Vivienne was bent over the tray, shaping something long and narrow, the edges sharper than they had any right to be. Her nails left grooves on the surface, like scars pressed into flesh. The cobalt clay darkened under the pressure of her fingers.
Ethan fought to steady his breathing, but his ribs felt like a cage with bars bending inward. He nodded faintly, the mask holding by a thread while the ground tilted under his feet.
She was here, perfectly calm, her perfume laced with that faint metallic note.

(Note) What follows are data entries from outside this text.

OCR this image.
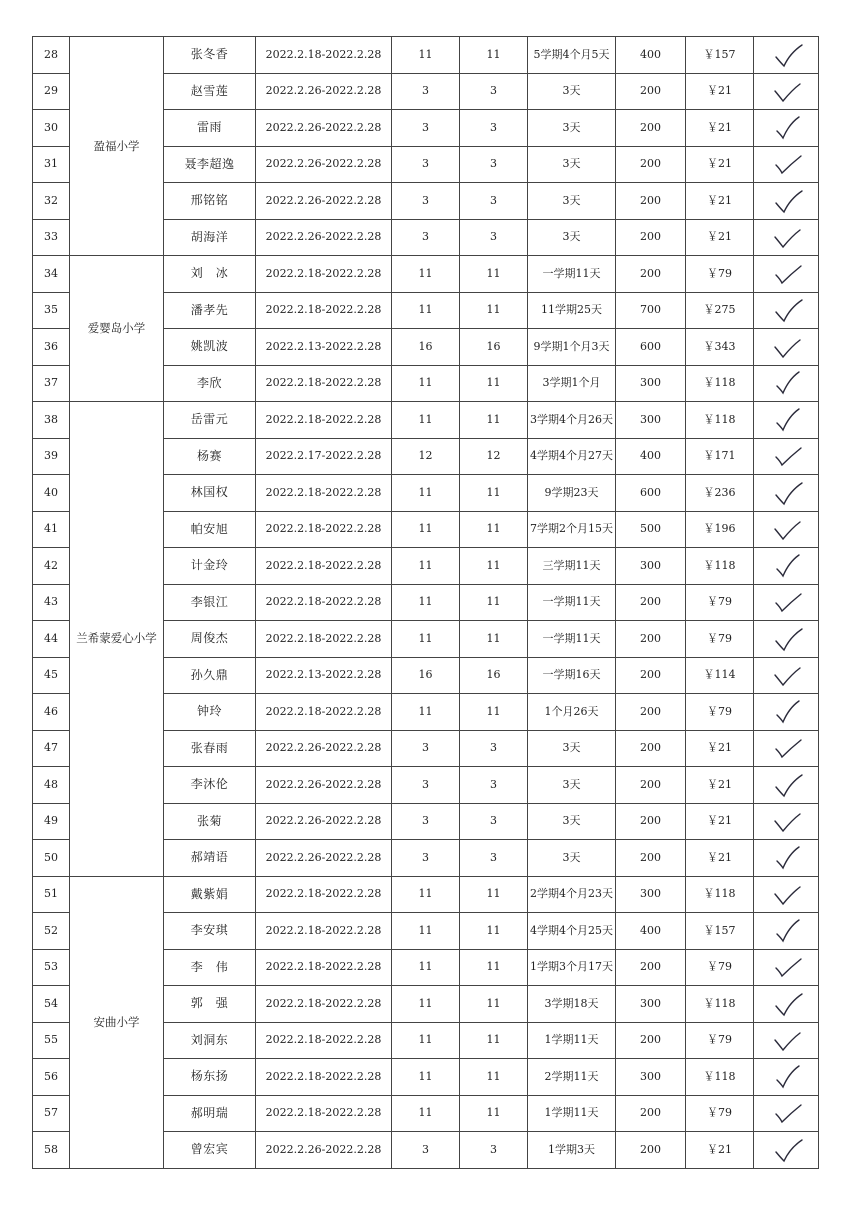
28	盈福小学	张冬香	2022.2.18-2022.2.28	11	11	5学期4个月5天	400	￥157	

29		赵雪莲	2022.2.26-2022.2.28	3	3	3天	200	￥21	

30		雷雨	2022.2.26-2022.2.28	3	3	3天	200	￥21	

31		聂李超逸	2022.2.26-2022.2.28	3	3	3天	200	￥21	

32		邢铭铭	2022.2.26-2022.2.28	3	3	3天	200	￥21	

33		胡海洋	2022.2.26-2022.2.28	3	3	3天	200	￥21	

34	爱婴岛小学	刘　冰	2022.2.18-2022.2.28	11	11	一学期11天	200	￥79	

35		潘孝先	2022.2.18-2022.2.28	11	11	11学期25天	700	￥275	

36		姚凯波	2022.2.13-2022.2.28	16	16	9学期1个月3天	600	￥343	

37		李欣	2022.2.18-2022.2.28	11	11	3学期1个月	300	￥118	

38	兰希蒙爱心小学	岳雷元	2022.2.18-2022.2.28	11	11	3学期4个月26天	300	￥118	

39		杨赛	2022.2.17-2022.2.28	12	12	4学期4个月27天	400	￥171	

40		林国权	2022.2.18-2022.2.28	11	11	9学期23天	600	￥236	

41		帕安旭	2022.2.18-2022.2.28	11	11	7学期2个月15天	500	￥196	

42		计金玲	2022.2.18-2022.2.28	11	11	三学期11天	300	￥118	

43		李银江	2022.2.18-2022.2.28	11	11	一学期11天	200	￥79	

44		周俊杰	2022.2.18-2022.2.28	11	11	一学期11天	200	￥79	

45		孙久鼎	2022.2.13-2022.2.28	16	16	一学期16天	200	￥114	

46		钟玲	2022.2.18-2022.2.28	11	11	1个月26天	200	￥79	

47		张春雨	2022.2.26-2022.2.28	3	3	3天	200	￥21	

48		李沐伦	2022.2.26-2022.2.28	3	3	3天	200	￥21	

49		张菊	2022.2.26-2022.2.28	3	3	3天	200	￥21	

50		郝靖语	2022.2.26-2022.2.28	3	3	3天	200	￥21	

51	安曲小学	戴紫娟	2022.2.18-2022.2.28	11	11	2学期4个月23天	300	￥118	

52		李安琪	2022.2.18-2022.2.28	11	11	4学期4个月25天	400	￥157	

53		李　伟	2022.2.18-2022.2.28	11	11	1学期3个月17天	200	￥79	

54		郭　强	2022.2.18-2022.2.28	11	11	3学期18天	300	￥118	

55		刘洞东	2022.2.18-2022.2.28	11	11	1学期11天	200	￥79	

56		杨东扬	2022.2.18-2022.2.28	11	11	2学期11天	300	￥118	

57		郝明瑞	2022.2.18-2022.2.28	11	11	1学期11天	200	￥79	

58		曾宏宾	2022.2.26-2022.2.28	3	3	1学期3天	200	￥21	
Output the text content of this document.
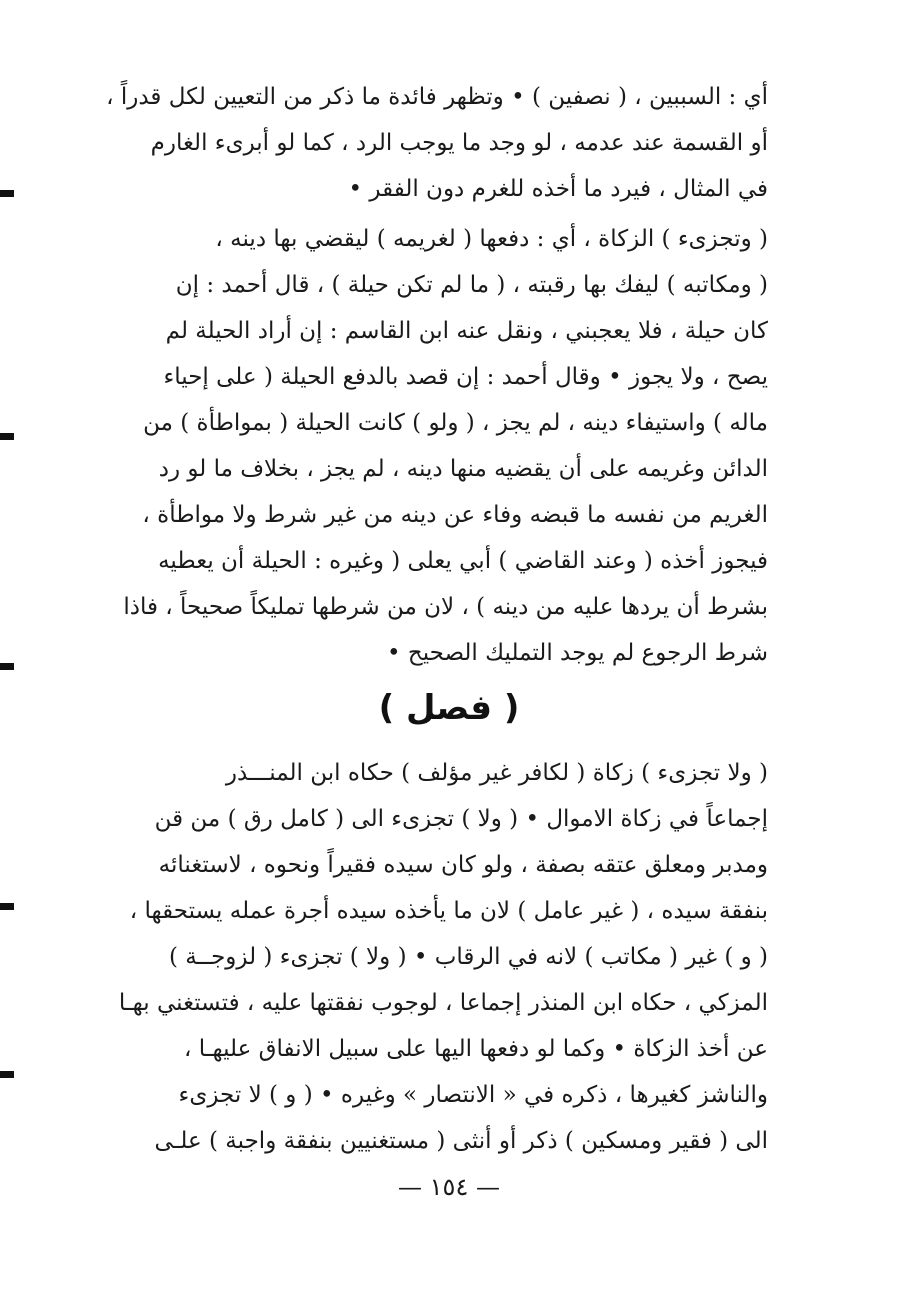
أي : السببين ، ( نصفين ) • وتظهر فائدة ما ذكر من التعيين لكل قدراً ،
أو القسمة عند عدمه ، لو وجد ما يوجب الرد ، كما لو أبرىء الغارم
في المثال ، فيرد ما أخذه للغرم دون الفقر •
( وتجزىء ) الزكاة ، أي : دفعها ( لغريمه ) ليقضي بها دينه ،
( ومكاتبه ) ليفك بها رقبته ، ( ما لم تكن حيلة ) ، قال أحمد : إن
كان حيلة ، فلا يعجبني ، ونقل عنه ابن القاسم : إن أراد الحيلة لم
يصح ، ولا يجوز • وقال أحمد : إن قصد بالدفع الحيلة ( على إحياء
ماله ) واستيفاء دينه ، لم يجز ، ( ولو ) كانت الحيلة ( بمواطأة ) من
الدائن وغريمه على أن يقضيه منها دينه ، لم يجز ، بخلاف ما لو رد
الغريم من نفسه ما قبضه وفاء عن دينه من غير شرط ولا مواطأة ،
فيجوز أخذه ( وعند القاضي ) أبي يعلى ( وغيره : الحيلة أن يعطيه
بشرط أن يردها عليه من دينه ) ، لان من شرطها تمليكاً صحيحاً ، فاذا
شرط الرجوع لم يوجد التمليك الصحيح •
( فصل )
( ولا تجزىء ) زكاة ( لكافر غير مؤلف ) حكاه ابن المنـــذر
إجماعاً في زكاة الاموال • ( ولا ) تجزىء الى ( كامل رق ) من قن
ومدبر ومعلق عتقه بصفة ، ولو كان سيده فقيراً ونحوه ، لاستغنائه
بنفقة سيده ، ( غير عامل ) لان ما يأخذه سيده أجرة عمله يستحقها ،
( و ) غير ( مكاتب ) لانه في الرقاب • ( ولا ) تجزىء ( لزوجــة )
المزكي ، حكاه ابن المنذر إجماعا ، لوجوب نفقتها عليه ، فتستغني بهـا
عن أخذ الزكاة • وكما لو دفعها اليها على سبيل الانفاق عليهـا ،
والناشز كغيرها ، ذكره في « الانتصار » وغيره • ( و ) لا تجزىء
الى ( فقير ومسكين ) ذكر أو أنثى ( مستغنيين بنفقة واجبة ) علـى
— ١٥٤ —
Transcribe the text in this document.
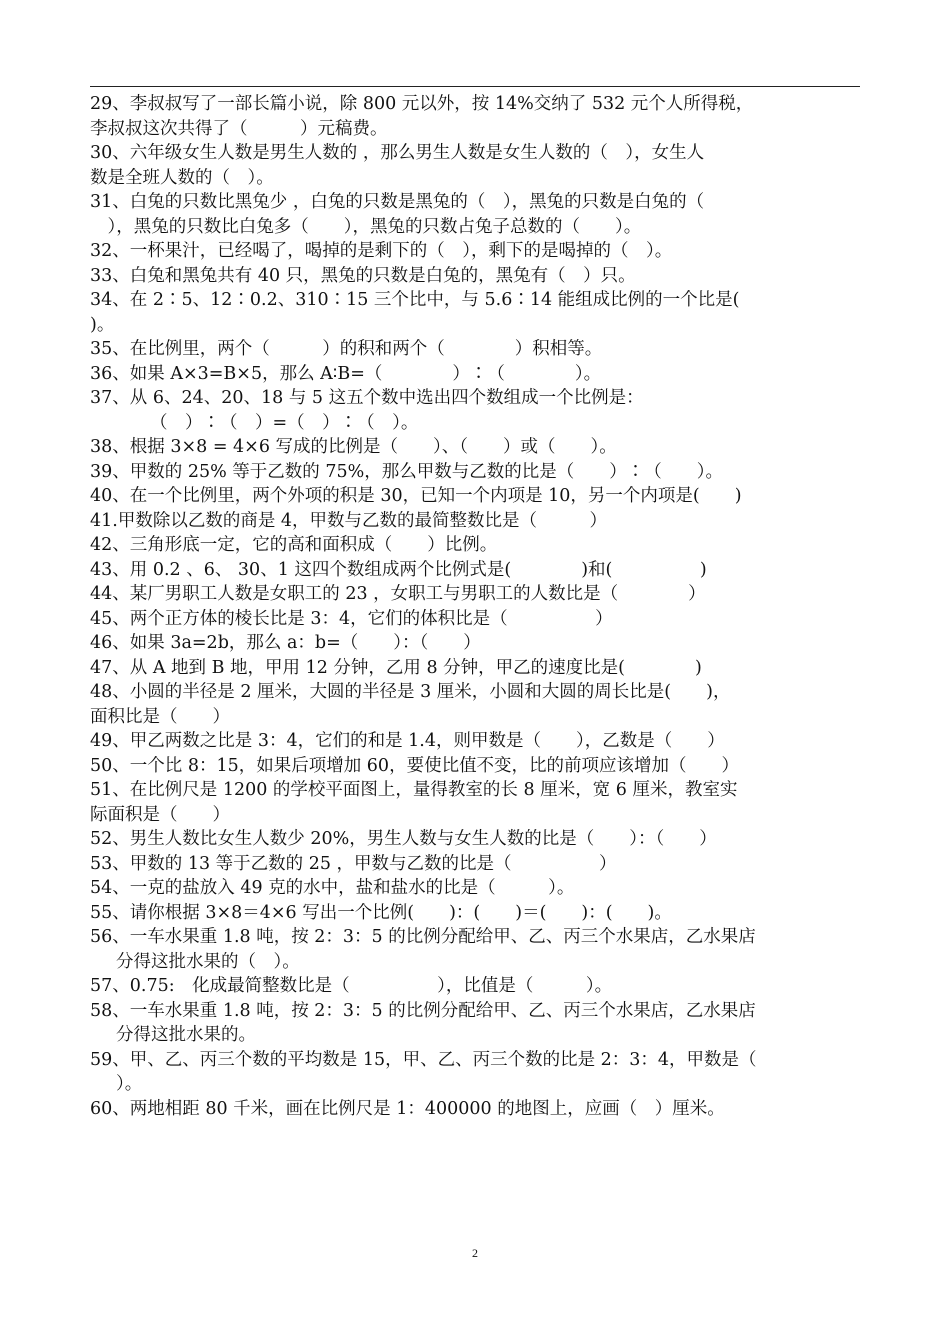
29、李叔叔写了一部长篇小说，除 800 元以外，按 14%交纳了 532 元个人所得税，
李叔叔这次共得了（　　　）元稿费。

30、六年级女生人数是男生人数的 ，那么男生人数是女生人数的（　），女生人
数是全班人数的（　）。

31、白兔的只数比黑兔少 ，白兔的只数是黑兔的（　），黑兔的只数是白兔的（
　），黑兔的只数比白兔多（　　），黑兔的只数占兔子总数的（　　）。

32、一杯果汁，已经喝了，喝掉的是剩下的（　），剩下的是喝掉的（　）。

33、白兔和黑兔共有 40 只，黑兔的只数是白兔的，黑兔有（　）只。

34、在 2∶5、12∶0.2、310∶15 三个比中，与 5.6∶14 能组成比例的一个比是(
)。

35、在比例里，两个（　　　）的积和两个（　　　　）积相等。

36、如果 A×3=B×5，那么 A∶B=（　　　　）∶（　　　　）。

37、从 6、24、20、18 与 5 这五个数中选出四个数组成一个比例是：
（　）∶（　）=（　）∶（　）。

38、根据 3×8 = 4×6 写成的比例是（　　）、（　　）或（　　）。

39、甲数的 25% 等于乙数的 75%，那么甲数与乙数的比是（　　）∶（　　）。

40、在一个比例里，两个外项的积是 30，已知一个内项是 10，另一个内项是(　　)

41.甲数除以乙数的商是 4，甲数与乙数的最简整数比是（　　　）

42、三角形底一定，它的高和面积成（　　）比例。

43、用 0.2 、6、 30、1 这四个数组成两个比例式是(　　　　)和(　　　　　)

44、某厂男职工人数是女职工的 23 ，女职工与男职工的人数比是（　　　　）

45、两个正方体的棱长比是 3：4，它们的体积比是（　　　　　）

46、如果 3a=2b，那么 a：b=（　　）：（　　）

47、从 A 地到 B 地，甲用 12 分钟，乙用 8 分钟，甲乙的速度比是(　　　　)

48、小圆的半径是 2 厘米，大圆的半径是 3 厘米，小圆和大圆的周长比是(　　)，
面积比是（　　）

49、甲乙两数之比是 3：4，它们的和是 1.4，则甲数是（　　），乙数是（　　）

50、一个比 8：15，如果后项增加 60，要使比值不变，比的前项应该增加（　　）

51、在比例尺是 1200 的学校平面图上，量得教室的长 8 厘米，宽 6 厘米，教室实
际面积是（　　）

52、男生人数比女生人数少 20%，男生人数与女生人数的比是（　　）：（　　）

53、甲数的 13 等于乙数的 25 ，甲数与乙数的比是（　　　　　）

54、一克的盐放入 49 克的水中，盐和盐水的比是（　　　）。

55、请你根据 3×8＝4×6 写出一个比例(　　)：(　　)＝(　　)：(　　)。

56、一车水果重 1.8 吨，按 2：3：5 的比例分配给甲、乙、丙三个水果店，乙水果店
分得这批水果的（　）。

57、0.75:　化成最简整数比是（　　　　　），比值是（　　　）。

58、一车水果重 1.8 吨，按 2：3：5 的比例分配给甲、乙、丙三个水果店，乙水果店
分得这批水果的。

59、甲、乙、丙三个数的平均数是 15，甲、乙、丙三个数的比是 2：3：4，甲数是（
）。

60、两地相距 80 千米，画在比例尺是 1：400000 的地图上，应画（　）厘米。

2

And somewhere else, another man’s blood was cooling on a floor.
The thought slammed into him like shrapnel: Weeks ago, she sat in this very chair and told me she’d started seeing a woman. He’d even seen them once—Vivienne and that girl—laughing in a café like the world couldn’t touch them. She said she wanted something softer, quieter. Something that didn’t bruise her skin. So why did I hear her last night—gasping under a man’s weight? And now, today, someone else is dead.
He broke the silence, his voice smooth as glass, even as his chest burned. “How are things with your girlfriend?”
Vivienne looked up slowly, her lips curling like the edge of a blade. Her eyes glittered with something that made his bones cold. “Over,” she said, almost gently. “Last night… I slipped.” A smile ghosted her mouth, and her voice dropped into a low hum. “I missed something only a man could give me. So I had to let her go.”
The words sank like poison in water, rippling through the room until he felt them under his skin.
Ethan sat very still, his pen poised over the page, though he hadn’t written a word in the last ten minutes. Her voice wrapped around him like smoke, and in that moment, he knew—whatever this was, it wasn’t therapy anymore.
And God help him—he wasn’t sure who was really holding the knife.